Some vegetarians I have known say it was the smell of bacon in a frying pan that made them wish they hadn't taken the vow to give up meat. This made me think that they were not real vegetarians: surely the very idea of bacon would be repellent to them, given that they had made their choice largely on ethical grounds?

I found myself in the same situation on Sunday afternoon. I was having lunch at a friend's house and a tray of sausages was on its way down the table. They looked delicious and I found myself anxiously awaiting their arrival. And then I remembered. I don't eat meat! I am now about halfway through my Lent pledge to give up red meat and poultry and I wouldn't say it's been hard, but those perfectly charred sausages were something of a test.

It dawned on me then that I could not be a red meat refusenik from moral conviction. I wasn't disgusted by the sight of a sausage. Quite the opposite.

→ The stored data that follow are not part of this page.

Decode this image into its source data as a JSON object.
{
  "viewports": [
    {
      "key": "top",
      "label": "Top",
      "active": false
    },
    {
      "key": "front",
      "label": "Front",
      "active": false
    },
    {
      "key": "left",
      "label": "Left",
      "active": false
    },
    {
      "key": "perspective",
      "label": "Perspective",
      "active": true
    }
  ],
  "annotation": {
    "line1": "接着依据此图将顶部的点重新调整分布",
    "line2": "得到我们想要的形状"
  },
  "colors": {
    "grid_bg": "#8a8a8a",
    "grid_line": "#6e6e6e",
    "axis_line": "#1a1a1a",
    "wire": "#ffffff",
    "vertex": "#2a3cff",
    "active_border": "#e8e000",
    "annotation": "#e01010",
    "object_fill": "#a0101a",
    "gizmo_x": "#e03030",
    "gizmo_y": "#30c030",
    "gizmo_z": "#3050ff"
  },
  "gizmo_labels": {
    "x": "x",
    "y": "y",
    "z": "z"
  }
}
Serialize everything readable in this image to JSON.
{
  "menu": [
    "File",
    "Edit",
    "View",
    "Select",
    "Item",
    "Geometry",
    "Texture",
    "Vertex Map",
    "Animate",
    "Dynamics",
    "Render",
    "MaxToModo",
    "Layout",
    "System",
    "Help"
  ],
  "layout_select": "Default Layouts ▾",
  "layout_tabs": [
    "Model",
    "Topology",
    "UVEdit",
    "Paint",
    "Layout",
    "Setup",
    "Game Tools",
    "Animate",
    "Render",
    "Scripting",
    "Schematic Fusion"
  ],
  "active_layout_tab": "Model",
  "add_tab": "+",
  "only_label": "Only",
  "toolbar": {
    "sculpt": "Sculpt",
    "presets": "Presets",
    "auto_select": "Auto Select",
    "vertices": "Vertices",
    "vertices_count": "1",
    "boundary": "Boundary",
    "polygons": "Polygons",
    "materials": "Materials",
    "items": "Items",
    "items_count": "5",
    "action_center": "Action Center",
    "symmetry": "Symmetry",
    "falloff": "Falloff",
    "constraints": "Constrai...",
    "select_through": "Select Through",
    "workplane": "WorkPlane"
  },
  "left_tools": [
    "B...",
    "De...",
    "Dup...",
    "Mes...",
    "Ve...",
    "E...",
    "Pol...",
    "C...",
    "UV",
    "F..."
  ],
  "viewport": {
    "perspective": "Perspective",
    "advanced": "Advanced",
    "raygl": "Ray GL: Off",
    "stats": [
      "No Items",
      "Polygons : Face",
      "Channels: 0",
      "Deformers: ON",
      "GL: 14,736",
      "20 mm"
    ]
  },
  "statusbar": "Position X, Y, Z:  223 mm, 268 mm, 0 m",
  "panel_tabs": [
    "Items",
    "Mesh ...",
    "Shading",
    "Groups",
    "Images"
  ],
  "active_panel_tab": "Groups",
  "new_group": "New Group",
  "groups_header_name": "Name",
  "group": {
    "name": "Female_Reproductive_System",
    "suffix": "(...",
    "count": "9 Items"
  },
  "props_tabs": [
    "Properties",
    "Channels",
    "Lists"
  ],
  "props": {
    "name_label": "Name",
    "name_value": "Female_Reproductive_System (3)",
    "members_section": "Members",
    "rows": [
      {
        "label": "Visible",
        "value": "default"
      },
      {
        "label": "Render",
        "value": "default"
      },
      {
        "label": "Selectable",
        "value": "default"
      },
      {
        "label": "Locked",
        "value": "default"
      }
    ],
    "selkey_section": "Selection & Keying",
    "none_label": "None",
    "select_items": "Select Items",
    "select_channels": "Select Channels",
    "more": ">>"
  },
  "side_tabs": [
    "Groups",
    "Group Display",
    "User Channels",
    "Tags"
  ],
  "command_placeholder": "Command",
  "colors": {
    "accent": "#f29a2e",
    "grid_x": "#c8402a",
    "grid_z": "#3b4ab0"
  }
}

This disappointed me a little, as I thought my Lenten observance (I'm not Catholic. I just needed a period of self-sacrifice) could turn into a full-time lifestyle choice. If I didn't find the idea of slaughtering animals for food repugnant, I needed another good reason.

And yesterday it arrived with the news that eating red meat, especially of the processed variety, has a very deleterious effect on one's life expectancy.

On hearing this, my interest was sparked: perhaps this was the motivation I was searching for. Also, it was not one of those surveys you could easily dismiss. We are so used to studies, the findings of which "reveal" that a glass of wine a day is good for you, shortly followed by others saying a glass of wine is bad for you, that it's hard to take seriously the barrage of health advice to which we are subjected.

This survey was different. It was undertaken by researchers at Harvard School of Medicine and involved 100,000 people over a period of 28 years, asking them about their diet and general health. The findings were stark: quite simply, if you eat a steak a day, you increase your risk of early death from cancer or heart disease by around 12 per cent, and if hot dogs, bacon or other processed meats are what floats your boat, the risk goes up to 21 per cent.

Our government health advice that people should eat no more than 70g of red meat a day was, said the authors of the report, "generous". In fact, they recommend half that amount. I used to think that if you omitted steak from your diet, you wouldn't necessarily live longer, it would just feel like it. Now, I'm not so sure. I even found myself looking forward to some smoked tofu the other night.

So maybe I'm about to make the journey to the other side and I haven't even factored in the environmental degradation caused by the carnivore diet and the fact that a fifth of all greenhouse gases are a result of meat production.

But the big question for me is: when those sausages come round again, will I refuse them without even thinking?

It could happen!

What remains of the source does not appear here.